Attorney General Pam Bondi has made a Republican nightmare a reality by having her Department of Justice convince a federal judge to force gun rights organizations to hand over their complete membership lists.
The historic achievement was accomplished with remarkable efficiency by the Trump Administration's top law enforcement official, who successfully argued that compliance required knowing the identities of every person who joined the Second Amendment Foundation, Firearms Policy Coalition, and Louisiana Shooting Association as of November 2020.
"The federal government is creating a registry of gun owners," Gun Owners of America announced, notably omitting its customary closing line about which political party was responsible for the tyranny.
The court order in Reese v. ATF requires verified membership lists within twenty-one days, ensuring the federal government will have comprehensive documentation of citizens who care about the Second Amendment—the exact scenario that has animated Republican fundraising emails since the Carter Administration.
Bondi's Justice Department also convinced the court to limit an injunction against a federal law banning handgun sales to adults under 21, despite a Fifth Circuit ruling declaring the law unconstitutional.

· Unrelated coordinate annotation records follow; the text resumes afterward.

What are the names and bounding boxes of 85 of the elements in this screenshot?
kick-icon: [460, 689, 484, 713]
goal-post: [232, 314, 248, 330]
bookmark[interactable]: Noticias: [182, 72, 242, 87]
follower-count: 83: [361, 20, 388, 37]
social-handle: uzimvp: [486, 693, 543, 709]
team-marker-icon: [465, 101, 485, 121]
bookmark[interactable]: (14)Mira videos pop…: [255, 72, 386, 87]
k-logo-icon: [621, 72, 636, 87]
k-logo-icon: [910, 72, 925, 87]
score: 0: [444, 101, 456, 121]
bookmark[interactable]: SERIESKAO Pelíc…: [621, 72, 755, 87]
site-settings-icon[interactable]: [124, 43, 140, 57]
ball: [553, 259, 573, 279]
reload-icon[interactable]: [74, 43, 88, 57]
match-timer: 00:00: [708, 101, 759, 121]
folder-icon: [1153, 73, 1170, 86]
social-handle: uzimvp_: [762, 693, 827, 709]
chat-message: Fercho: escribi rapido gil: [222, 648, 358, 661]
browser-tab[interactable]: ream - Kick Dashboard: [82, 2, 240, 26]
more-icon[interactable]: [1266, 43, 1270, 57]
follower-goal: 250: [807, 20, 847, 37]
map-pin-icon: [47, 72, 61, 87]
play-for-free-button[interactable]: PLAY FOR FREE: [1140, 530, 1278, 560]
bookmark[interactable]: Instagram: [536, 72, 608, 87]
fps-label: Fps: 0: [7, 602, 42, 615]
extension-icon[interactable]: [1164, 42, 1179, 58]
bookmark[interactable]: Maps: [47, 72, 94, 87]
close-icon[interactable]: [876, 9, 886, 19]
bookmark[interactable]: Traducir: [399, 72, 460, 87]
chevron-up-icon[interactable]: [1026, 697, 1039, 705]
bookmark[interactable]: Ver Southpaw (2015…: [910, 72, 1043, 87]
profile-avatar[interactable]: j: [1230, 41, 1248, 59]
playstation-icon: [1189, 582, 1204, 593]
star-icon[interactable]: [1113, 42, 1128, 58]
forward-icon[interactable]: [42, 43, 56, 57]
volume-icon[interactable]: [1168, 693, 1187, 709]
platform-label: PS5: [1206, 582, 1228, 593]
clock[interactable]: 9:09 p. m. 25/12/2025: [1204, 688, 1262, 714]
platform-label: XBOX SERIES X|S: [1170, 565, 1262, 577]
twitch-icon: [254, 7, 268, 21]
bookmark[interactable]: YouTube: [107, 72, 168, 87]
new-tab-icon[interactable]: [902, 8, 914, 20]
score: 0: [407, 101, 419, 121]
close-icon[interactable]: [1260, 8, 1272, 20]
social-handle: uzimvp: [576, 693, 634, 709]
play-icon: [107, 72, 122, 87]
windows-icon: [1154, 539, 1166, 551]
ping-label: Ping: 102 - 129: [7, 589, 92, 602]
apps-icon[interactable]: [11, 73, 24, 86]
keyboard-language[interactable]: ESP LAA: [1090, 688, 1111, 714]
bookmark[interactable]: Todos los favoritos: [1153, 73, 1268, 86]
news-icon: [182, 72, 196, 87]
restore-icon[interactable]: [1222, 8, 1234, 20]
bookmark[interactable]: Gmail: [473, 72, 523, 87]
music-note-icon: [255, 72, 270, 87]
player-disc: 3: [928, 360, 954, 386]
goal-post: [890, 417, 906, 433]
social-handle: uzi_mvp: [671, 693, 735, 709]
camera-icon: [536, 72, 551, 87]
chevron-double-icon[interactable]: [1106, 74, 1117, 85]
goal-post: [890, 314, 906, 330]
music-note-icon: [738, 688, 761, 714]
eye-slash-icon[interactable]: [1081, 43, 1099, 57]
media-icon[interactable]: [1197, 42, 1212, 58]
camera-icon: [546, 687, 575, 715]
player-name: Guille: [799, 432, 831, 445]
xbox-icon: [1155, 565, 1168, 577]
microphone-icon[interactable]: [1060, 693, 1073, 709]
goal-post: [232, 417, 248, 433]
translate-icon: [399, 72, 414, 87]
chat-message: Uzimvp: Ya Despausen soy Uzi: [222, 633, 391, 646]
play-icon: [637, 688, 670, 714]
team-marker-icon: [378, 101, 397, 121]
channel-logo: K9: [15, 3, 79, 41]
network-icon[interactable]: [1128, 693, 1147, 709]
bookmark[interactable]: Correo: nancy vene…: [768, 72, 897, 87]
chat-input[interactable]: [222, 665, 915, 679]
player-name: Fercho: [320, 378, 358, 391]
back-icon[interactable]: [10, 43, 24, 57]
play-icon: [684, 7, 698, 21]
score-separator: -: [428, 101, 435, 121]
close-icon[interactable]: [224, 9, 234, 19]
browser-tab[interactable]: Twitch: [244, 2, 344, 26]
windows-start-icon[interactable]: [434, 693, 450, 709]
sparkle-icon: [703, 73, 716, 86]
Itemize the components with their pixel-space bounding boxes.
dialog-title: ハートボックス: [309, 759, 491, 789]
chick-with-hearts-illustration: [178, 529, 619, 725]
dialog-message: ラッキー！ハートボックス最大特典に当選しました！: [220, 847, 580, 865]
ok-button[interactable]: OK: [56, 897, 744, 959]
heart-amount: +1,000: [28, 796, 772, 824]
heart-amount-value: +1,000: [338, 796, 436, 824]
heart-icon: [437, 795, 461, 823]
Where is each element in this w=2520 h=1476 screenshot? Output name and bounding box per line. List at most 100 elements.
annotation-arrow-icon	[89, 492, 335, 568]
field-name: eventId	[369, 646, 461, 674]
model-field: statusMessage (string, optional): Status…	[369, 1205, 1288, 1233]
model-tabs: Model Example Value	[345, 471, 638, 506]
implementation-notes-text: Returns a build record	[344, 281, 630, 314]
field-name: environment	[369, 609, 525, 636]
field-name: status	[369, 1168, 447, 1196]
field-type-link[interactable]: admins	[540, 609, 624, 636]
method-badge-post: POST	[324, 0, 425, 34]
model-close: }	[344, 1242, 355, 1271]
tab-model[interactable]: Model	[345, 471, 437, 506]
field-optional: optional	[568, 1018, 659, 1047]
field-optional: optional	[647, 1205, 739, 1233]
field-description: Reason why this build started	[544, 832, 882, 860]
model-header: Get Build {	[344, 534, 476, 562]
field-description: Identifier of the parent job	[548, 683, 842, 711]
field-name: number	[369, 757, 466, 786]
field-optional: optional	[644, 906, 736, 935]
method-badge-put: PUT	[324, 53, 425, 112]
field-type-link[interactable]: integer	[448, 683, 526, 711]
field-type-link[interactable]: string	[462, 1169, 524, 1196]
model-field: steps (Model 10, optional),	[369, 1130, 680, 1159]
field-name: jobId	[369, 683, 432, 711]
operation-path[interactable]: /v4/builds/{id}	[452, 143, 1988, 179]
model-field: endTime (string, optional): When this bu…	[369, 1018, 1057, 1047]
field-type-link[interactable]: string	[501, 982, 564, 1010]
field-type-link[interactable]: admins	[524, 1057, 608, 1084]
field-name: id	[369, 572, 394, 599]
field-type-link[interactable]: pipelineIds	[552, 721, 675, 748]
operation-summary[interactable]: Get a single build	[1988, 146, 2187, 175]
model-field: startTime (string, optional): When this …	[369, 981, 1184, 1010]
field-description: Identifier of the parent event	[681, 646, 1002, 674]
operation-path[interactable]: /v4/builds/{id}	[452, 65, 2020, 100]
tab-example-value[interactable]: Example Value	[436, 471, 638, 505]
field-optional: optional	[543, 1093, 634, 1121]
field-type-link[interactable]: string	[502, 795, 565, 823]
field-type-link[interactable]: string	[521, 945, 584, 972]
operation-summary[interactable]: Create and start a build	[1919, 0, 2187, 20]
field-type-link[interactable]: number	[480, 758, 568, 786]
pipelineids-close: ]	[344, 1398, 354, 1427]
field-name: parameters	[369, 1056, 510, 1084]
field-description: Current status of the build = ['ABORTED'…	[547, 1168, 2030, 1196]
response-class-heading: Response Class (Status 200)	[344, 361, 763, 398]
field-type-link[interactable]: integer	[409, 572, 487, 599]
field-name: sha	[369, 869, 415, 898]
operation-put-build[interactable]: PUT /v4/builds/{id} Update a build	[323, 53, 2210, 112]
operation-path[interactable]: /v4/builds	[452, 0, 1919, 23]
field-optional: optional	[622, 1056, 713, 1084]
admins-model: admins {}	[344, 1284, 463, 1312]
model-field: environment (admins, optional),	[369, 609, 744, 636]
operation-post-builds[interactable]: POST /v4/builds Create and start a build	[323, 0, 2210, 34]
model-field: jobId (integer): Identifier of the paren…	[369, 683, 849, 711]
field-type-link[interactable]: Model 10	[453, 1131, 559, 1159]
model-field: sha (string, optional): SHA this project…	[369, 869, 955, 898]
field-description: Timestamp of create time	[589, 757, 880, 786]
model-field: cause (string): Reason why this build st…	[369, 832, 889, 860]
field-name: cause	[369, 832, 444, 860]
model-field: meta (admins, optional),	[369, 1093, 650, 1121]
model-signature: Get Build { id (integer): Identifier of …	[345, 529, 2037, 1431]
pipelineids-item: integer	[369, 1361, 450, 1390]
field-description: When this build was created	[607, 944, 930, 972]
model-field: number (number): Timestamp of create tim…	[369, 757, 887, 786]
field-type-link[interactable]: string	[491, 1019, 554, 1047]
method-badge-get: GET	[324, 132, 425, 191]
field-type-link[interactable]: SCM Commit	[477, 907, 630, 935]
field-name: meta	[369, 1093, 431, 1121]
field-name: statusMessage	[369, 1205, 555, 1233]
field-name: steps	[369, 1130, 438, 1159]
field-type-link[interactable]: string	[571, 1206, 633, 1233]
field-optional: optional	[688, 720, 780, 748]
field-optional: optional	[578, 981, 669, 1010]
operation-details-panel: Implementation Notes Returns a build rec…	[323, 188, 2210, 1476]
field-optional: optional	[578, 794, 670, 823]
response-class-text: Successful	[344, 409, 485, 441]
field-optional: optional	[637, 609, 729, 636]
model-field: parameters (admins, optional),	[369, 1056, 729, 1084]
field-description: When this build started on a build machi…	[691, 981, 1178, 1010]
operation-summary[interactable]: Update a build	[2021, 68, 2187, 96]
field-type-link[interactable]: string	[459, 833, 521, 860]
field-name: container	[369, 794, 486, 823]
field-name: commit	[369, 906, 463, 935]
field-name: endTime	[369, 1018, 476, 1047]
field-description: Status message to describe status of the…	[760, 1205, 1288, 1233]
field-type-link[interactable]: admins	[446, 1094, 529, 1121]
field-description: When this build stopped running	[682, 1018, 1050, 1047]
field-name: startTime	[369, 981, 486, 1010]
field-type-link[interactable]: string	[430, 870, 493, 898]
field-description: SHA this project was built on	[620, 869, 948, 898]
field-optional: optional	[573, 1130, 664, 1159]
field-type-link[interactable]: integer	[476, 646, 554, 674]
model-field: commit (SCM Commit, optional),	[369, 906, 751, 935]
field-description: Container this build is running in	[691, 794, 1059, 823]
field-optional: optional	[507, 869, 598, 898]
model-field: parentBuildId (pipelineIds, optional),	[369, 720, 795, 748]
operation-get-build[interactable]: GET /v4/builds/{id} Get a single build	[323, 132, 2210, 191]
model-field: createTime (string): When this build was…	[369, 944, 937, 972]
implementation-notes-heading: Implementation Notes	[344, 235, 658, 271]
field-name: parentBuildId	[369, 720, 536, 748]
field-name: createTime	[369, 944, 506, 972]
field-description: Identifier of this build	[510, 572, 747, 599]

Only named plaintiffs and verified organizational members are exempt, requiring groups to disclose membership to the government for young adults to exercise constitutional rights.
"In order for an 18-year-old to avoid having their constitutional rights trounced, they must have been a member of SAF at age 13," said Adam Kraut of the Second Amendment Foundation, successfully describing a Kafka novel that Kafka would have rejected as implausible.
The development comes as Bondi's DOJ also filed Supreme Court briefs opposing gun rights appeals, including one defending the National Firearms Act's registration requirement for short-barreled rifles—the very registration scheme conservatives spent decades calling tyrannical.
"Once again, the Trump Administration has chosen to defend federal gun control instead of the Constitution," the Firearms Policy Coalition said, raising the question of what alternate universe they expected to be living in.
The combined actions represent the successful culmination of every warning issued by conservative talk radio since 1975—except accomplished by a Republican administration that gun rights groups overwhelmingly supported and continue to describe as pro-Second Amendment.
At press time, conservative commentators were preparing to explain how this was brilliant 4D chess.